In Broadcast Hysteria, A. Brad Schwartz boldly retells the story of Welles's famed radio play and its impact. Did it really spawn a "wave of mass hysteria," as The New York Times reported? Schwartz is the first to examine the hundreds of letters sent to Orson Welles himself in the days after the broadcast, and his findings challenge the conventional wisdom. Few listeners believed an actual attack was under way. But even so, Schwartz shows that Welles's broadcast became a major scandal, prompting a different kind of mass panic as Americans debated the bewitching power of the radio and the country's vulnerability in a time of crisis. When the debate was over, American broadcasting had changed for good, but not for the better.
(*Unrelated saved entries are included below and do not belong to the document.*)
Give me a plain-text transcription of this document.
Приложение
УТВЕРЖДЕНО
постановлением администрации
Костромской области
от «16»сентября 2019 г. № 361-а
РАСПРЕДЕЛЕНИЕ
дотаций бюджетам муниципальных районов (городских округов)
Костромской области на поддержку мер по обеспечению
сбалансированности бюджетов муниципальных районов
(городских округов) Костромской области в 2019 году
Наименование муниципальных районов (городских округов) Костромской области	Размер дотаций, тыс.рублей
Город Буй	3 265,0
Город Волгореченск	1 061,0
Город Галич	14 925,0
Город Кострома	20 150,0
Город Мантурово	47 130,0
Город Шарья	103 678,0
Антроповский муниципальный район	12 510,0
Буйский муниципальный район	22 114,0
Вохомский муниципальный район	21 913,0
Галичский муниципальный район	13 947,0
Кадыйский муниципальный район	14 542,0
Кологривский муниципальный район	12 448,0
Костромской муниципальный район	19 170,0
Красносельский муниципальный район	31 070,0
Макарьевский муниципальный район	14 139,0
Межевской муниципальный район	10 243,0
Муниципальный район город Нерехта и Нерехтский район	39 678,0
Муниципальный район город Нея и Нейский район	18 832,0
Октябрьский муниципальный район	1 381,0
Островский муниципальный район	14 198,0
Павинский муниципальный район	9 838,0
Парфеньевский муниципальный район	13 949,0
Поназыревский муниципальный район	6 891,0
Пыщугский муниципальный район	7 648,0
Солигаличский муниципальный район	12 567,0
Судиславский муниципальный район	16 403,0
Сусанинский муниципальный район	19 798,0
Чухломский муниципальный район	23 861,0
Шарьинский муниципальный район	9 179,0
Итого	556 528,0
As Schwartz tells this story, we observe how an atmosphere of natural disaster and impending war permitted broadcasters to create shared live national experiences for the first time. We follow Orson Welles's rise to fame and watch his manic energy and artistic genius at work in the play's hurried yet innovative production. And we trace the present-day popularity of "fake news" back to its source in Welles's show and its many imitators. Schwartz's original research, gifted storytelling, and thoughtful analysis make Broadcast Hysteria a groundbreaking new look at a crucial but little-understood episode in American history.
PUBLISHERS WEEKLY
In the days after the War of the Worlds national radio broadcast in October 1938, thousands of Americans sent angry letters to the FCC, CBS, Orson Welles, and his Mercury Theatre. This new study of War of the Worlds dutifully examines those complaint letters and reveals what really happened in America during that chaotic hour-long broadcast. Schwartz's debut book sets the scene perfectly and dispels several myths about any "panic" over a Martian invasion in New Jersey. Schwartz gives proper credit to the supporting cast of actors, writers, and composers who made the radio program into an international sensation. He lays out a balanced case recognizing that some Americans did consider War of the Worlds an actual news report and were deeply frightened by it, but that most treated it as a scary prank or a betrayal of the radio's supposed objectivity. The book rightly emphasizes the enormous power mass media wields over the emotions and politics of the country. Welles's Martian landing might not have fooled today's listeners, but our vulnerability and our appetite for fake news persists. Schwartz's book is an impeccable account of the most famous radio show in history, a fascinating biography of Orson Welles, and a vital lesson about the responsibility of the media.